You could then put some production resources in central Australia to encourage a player to build Alice Springs or something to capture them within their territory, though Alice Springs itself should be unable to grow above size 3 at most.
 
Agreed. I would be inclined to exchange some of those food resources for more mineral resources, as well as maybe expanding the desert a tad.

It would give Australia that "low population, high wealth" type feel.
 
This is the real problem. Most of Australia's natural minerals are not in high population areas. people sometime live on the coast with there families and migrate to the mines to do 4 week shifts. This is just something that can't be recreated in this game. SO either have to move the minerals in the game to the cities were they are not located or just have to have unrealistic population in the 'smaller' towns and cities.
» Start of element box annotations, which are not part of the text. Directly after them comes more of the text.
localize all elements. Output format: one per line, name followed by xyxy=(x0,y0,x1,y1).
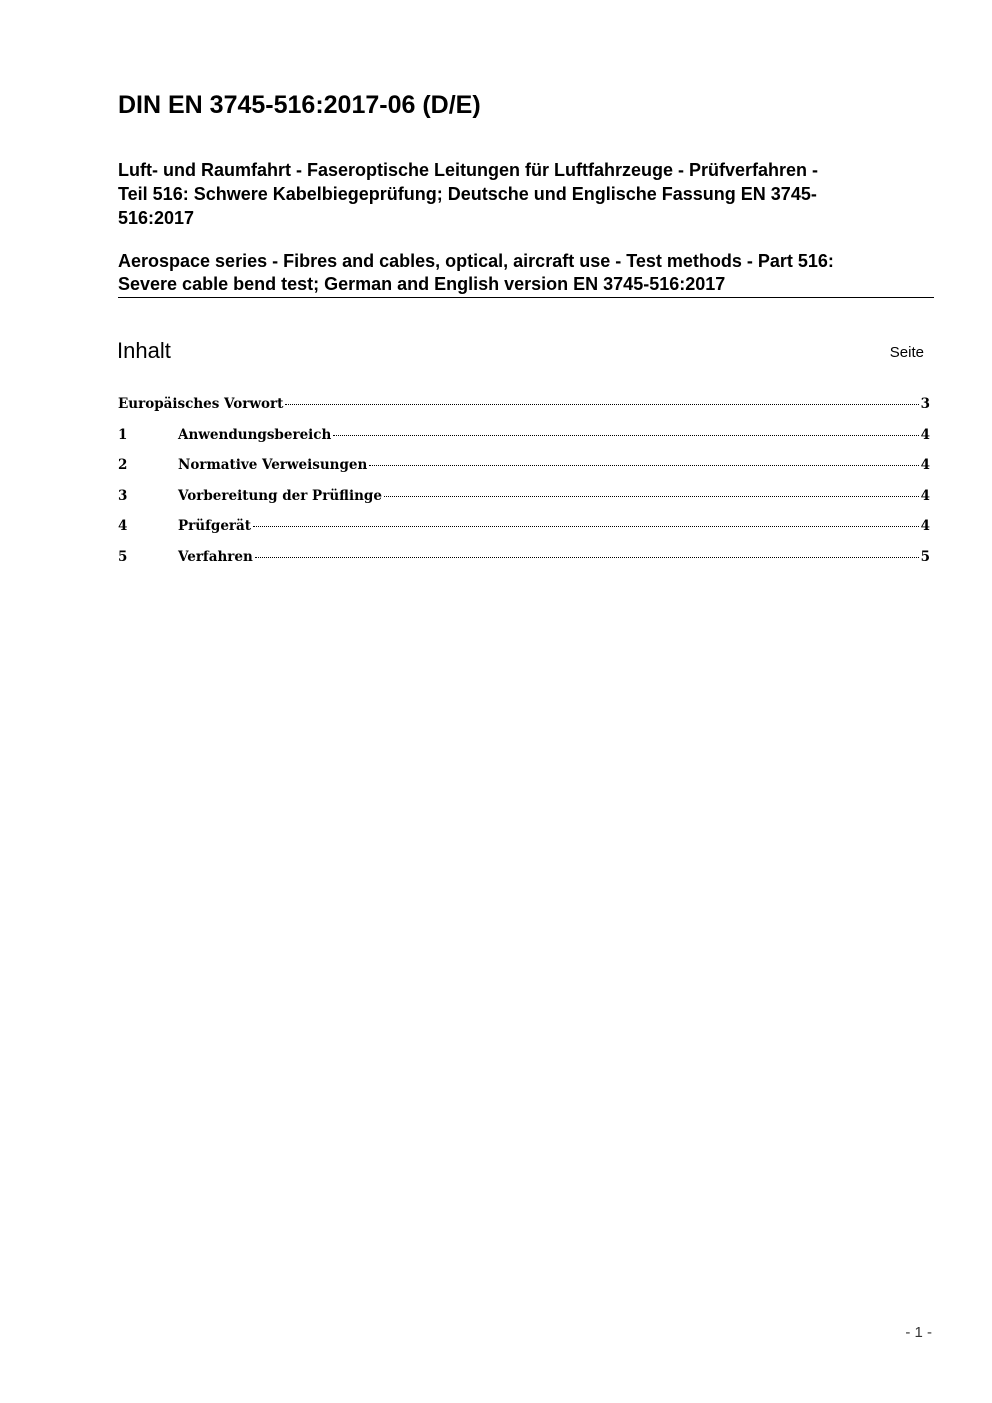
title-english-line: Aerospace series - Fibres and cables, optical, aircraft use - Test methods - Part 516: xyxy=(118,251,834,271)
toc-entry-number: 5 xyxy=(118,548,128,565)
document-id: DIN EN 3745-516:2017-06 (D/E) xyxy=(118,91,481,119)
toc-leader-dots xyxy=(369,465,918,466)
toc-leader-dots xyxy=(253,526,919,527)
toc-heading: Inhalt xyxy=(117,338,171,363)
page-number: - 1 - xyxy=(905,1324,932,1341)
title-german-line: Teil 516: Schwere Kabelbiegeprüfung; Deutsche und Englische Fassung EN 3745- xyxy=(118,184,817,204)
toc-entry-page[interactable]: 5 xyxy=(920,548,930,565)
toc-entry-number: 4 xyxy=(118,518,128,535)
toc-entry[interactable] xyxy=(118,425,930,456)
toc-entry-title[interactable]: Normative Verweisungen xyxy=(178,457,368,474)
toc-entry-page[interactable]: 4 xyxy=(920,426,930,443)
toc-page-column-heading: Seite xyxy=(889,344,924,361)
toc-entry-page[interactable]: 4 xyxy=(920,487,930,504)
title-divider xyxy=(118,297,934,298)
title-german-line: 516:2017 xyxy=(118,208,195,228)
toc-entry[interactable] xyxy=(118,486,930,517)
toc-leader-dots xyxy=(333,435,918,436)
toc-entry[interactable] xyxy=(118,516,930,547)
toc-entry-page[interactable]: 4 xyxy=(920,518,930,535)
toc-entry-title[interactable]: Vorbereitung der Prüflinge xyxy=(178,487,382,504)
title-german xyxy=(118,158,918,230)
toc-leader-dots xyxy=(384,496,919,497)
toc-entry-number: 3 xyxy=(118,487,128,504)
title-english-line: Severe cable bend test; German and English version EN 3745-516:2017 xyxy=(118,274,726,294)
toc-entry-page[interactable]: 3 xyxy=(920,396,930,412)
toc-entry[interactable] xyxy=(118,394,930,425)
table-of-contents xyxy=(118,394,930,578)
toc-entry-number: 2 xyxy=(118,457,128,474)
toc-entry-title[interactable]: Prüfgerät xyxy=(178,518,252,535)
toc-entry-title[interactable]: Anwendungsbereich xyxy=(178,426,332,443)
toc-entry[interactable] xyxy=(118,547,930,578)
toc-entry-number: 1 xyxy=(118,426,128,443)
toc-entry-title[interactable]: Verfahren xyxy=(178,548,253,565)
toc-leader-dots xyxy=(285,404,918,405)
toc-entry-page[interactable]: 4 xyxy=(920,457,930,474)
title-english xyxy=(118,250,918,296)
toc-leader-dots xyxy=(255,557,919,558)
toc-entry[interactable] xyxy=(118,455,930,486)
title-german-line: Luft- und Raumfahrt - Faseroptische Leitungen für Luftfahrzeuge - Prüfverfahren - xyxy=(118,160,819,180)
toc-entry-title[interactable]: Europäisches Vorwort xyxy=(118,396,284,412)
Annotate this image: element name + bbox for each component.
The other solution that would be almost impossible to code is that cities that are not the capitals of each of the states have to gift food so that they remain low population and the capitals city sites remain high.
 
This is the real problem. Most of Australia's natural minerals are not in high population areas. people sometime live on the coast with there families and migrate to the mines to do 4 week shifts. This is just something that can't be recreated in this game. SO either have to move the minerals in the game to the cities were they are not located or just have to have unrealistic population in the 'smaller' towns and cities.

The other solution that would be almost impossible to code is that cities that are not the capitals of each of the states have to gift food so that they remain low population and the capitals city sites remain high.

Well how big is a BFC (in miles/kilometres diameter)? Both Sydney and Melbourne had goldfields which I'm sure would be in their BFC. Similarly for Adelaide's and "Sydney's" (ie. the Hunter) wine regions (admittedly introduced). Sydney certainly has coal. Sheep and cattle were introduced, but they certainly thrived (especially sheep where Australia almost cornered the world wool market). The east coast certainly also has fish, shellfish and whale resources (probably elsewhere too).

But there are certainly a lot of remote mineral resources: iron in the north-west, gold and other things in the south-west inland (Kalgoorlie), south-east inland (Broken Hill) silver and...; north and west of that gems (opals); and uranium in a couple of places (north-central inland is one)

Since the game may not adequately model the insane speculator-driven price-hikes for commodities in the (so-called:rolleyes:) real world, these remote locations may not be viable city locations in the game. I almost hope so...

I'm no expert, but that's not an exhaustive list by any means. Of course, otoh I'm sure a lot of other places have their resources under-represented in the game too:dunno:.